Friday
Genesis 15:1-12, 17-18
1After these things the word of the Lord came to Abram in a vision, “Do not be afraid, Abram, I am your shield; your reward shall be very great.” 2But Abram said, “O Lord God, what will you give me, for I continue childless, and the heir of my house is Eliezer of Damascus?”
Abraham was 75 when he left Haran, taking his wife, Sarah, and nephew, Lot, and leaving his father behind. He left, according to the narrative, in obedience to God who promised he would be the father of a great nation through which all families on earth would be blessed.
He went to Shechem, then to Bethel, then by stages to the Negev. During a famine he went down into Egypt and eventually returned, moving again in stages from the Negev back to Bethel. Tension between his household and the household of Lot caused them to separate, and Lot to move into the Jordan Valley and took up his fateful residence in Sodom. Lot became the victim of a war between the “kings” (chieftains of city-states) of the region and Abraham went to rescue him. After all this, “some time later” according to the text, we find him still childless.
“O Lord God, what will you give me, for I continue childless, and the heir of my house is Eliezer of Damascus?”
Three times he has heard the promise of descendants, and three times nothing has happened but the ongoing vicissitudes of life.
“O Lord God, what will you give me, for I continue childless, and the heir of my house is Eliezer of Damascus?”
I appreciate the frankness of his conversation. He can see no future but that his steward will end up with the estate. God, however, explains nothing. What God does is simply repeat the promise. And Abraham trusts it.
Trust is not a substitute for righteousness. Righteousness means fidelity to God and to others. Abraham has shown fidelity to Lot. Now he shows fidelity to God. He accepts God’s word.

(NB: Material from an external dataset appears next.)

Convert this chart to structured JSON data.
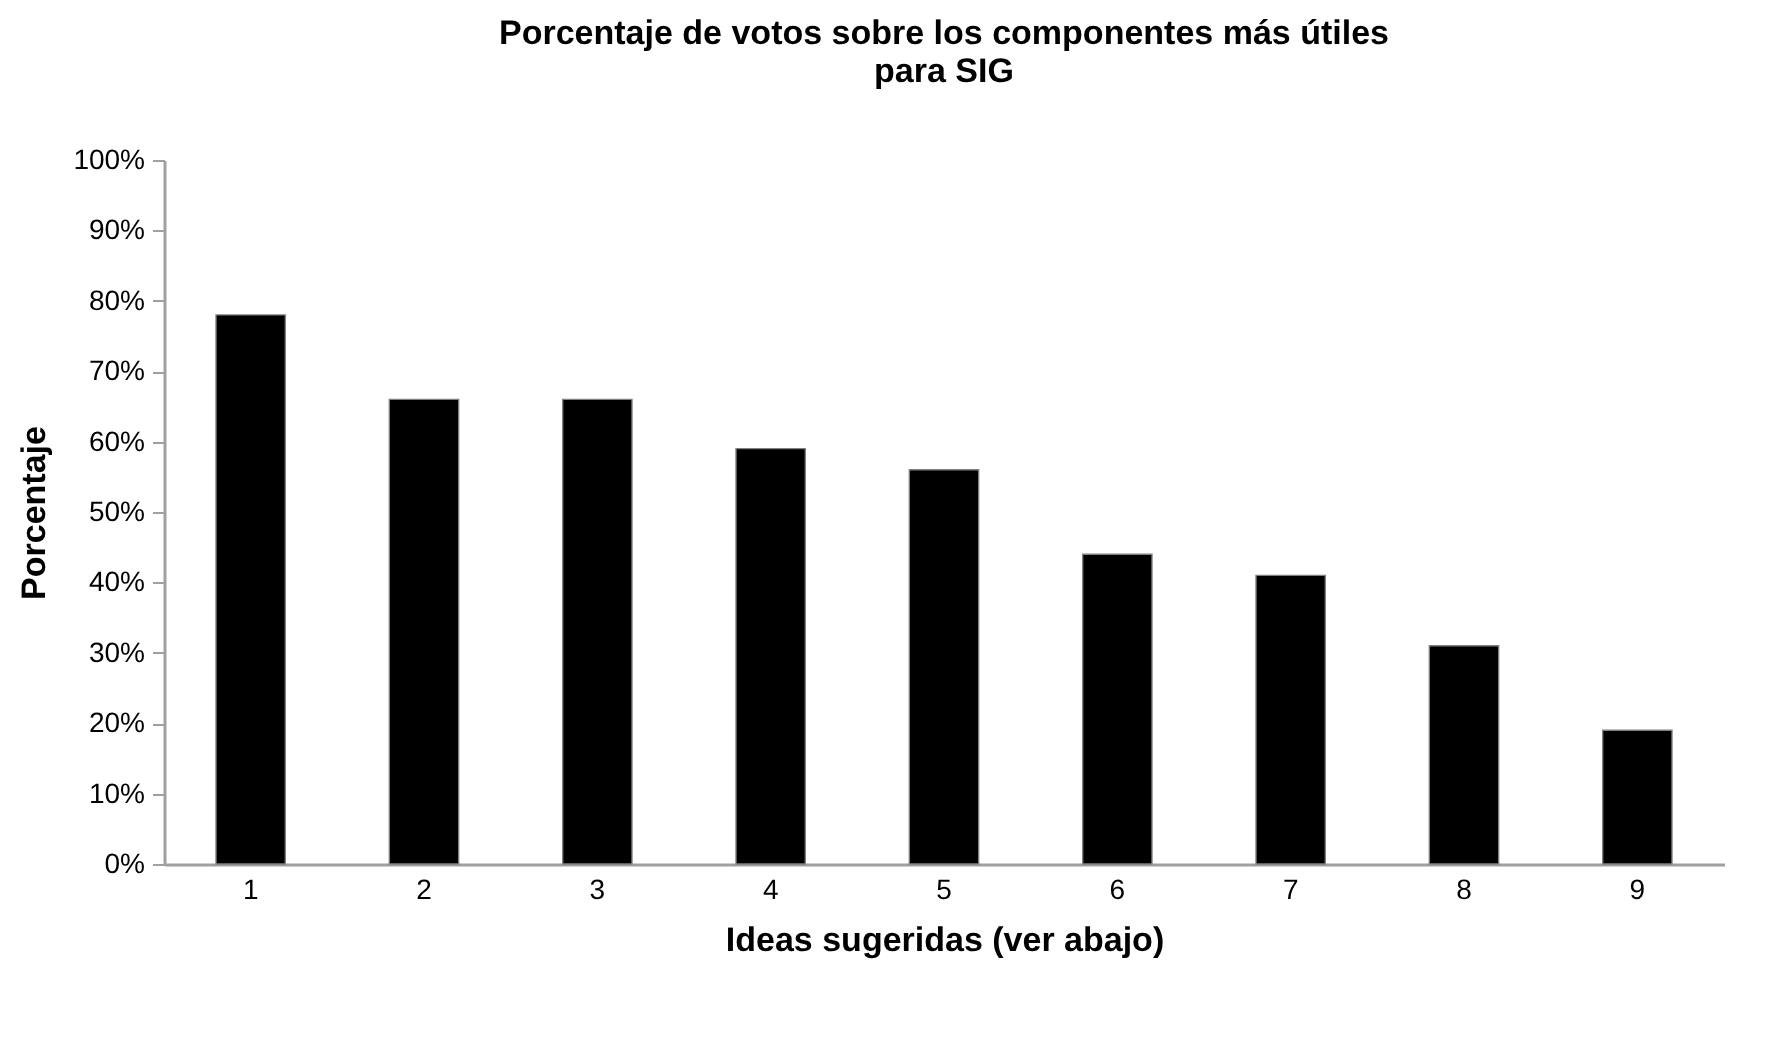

Few of us have a vision such as Abraham’s. What we have is the promise of God mediated to us through the text of scripture and embodied in the water of baptism and the bread and wine of Holy Communion. They are the equivalent of the smoking pots: God’s covenantal promise made visible: “This cup is the new covenant in my blood…shed for you and for all for the forgiveness of sins.”
We don’t know how we will get to the fullness of the promise of the world brought into the blessing of God. But we accept and live by the promise. And it is righteousness.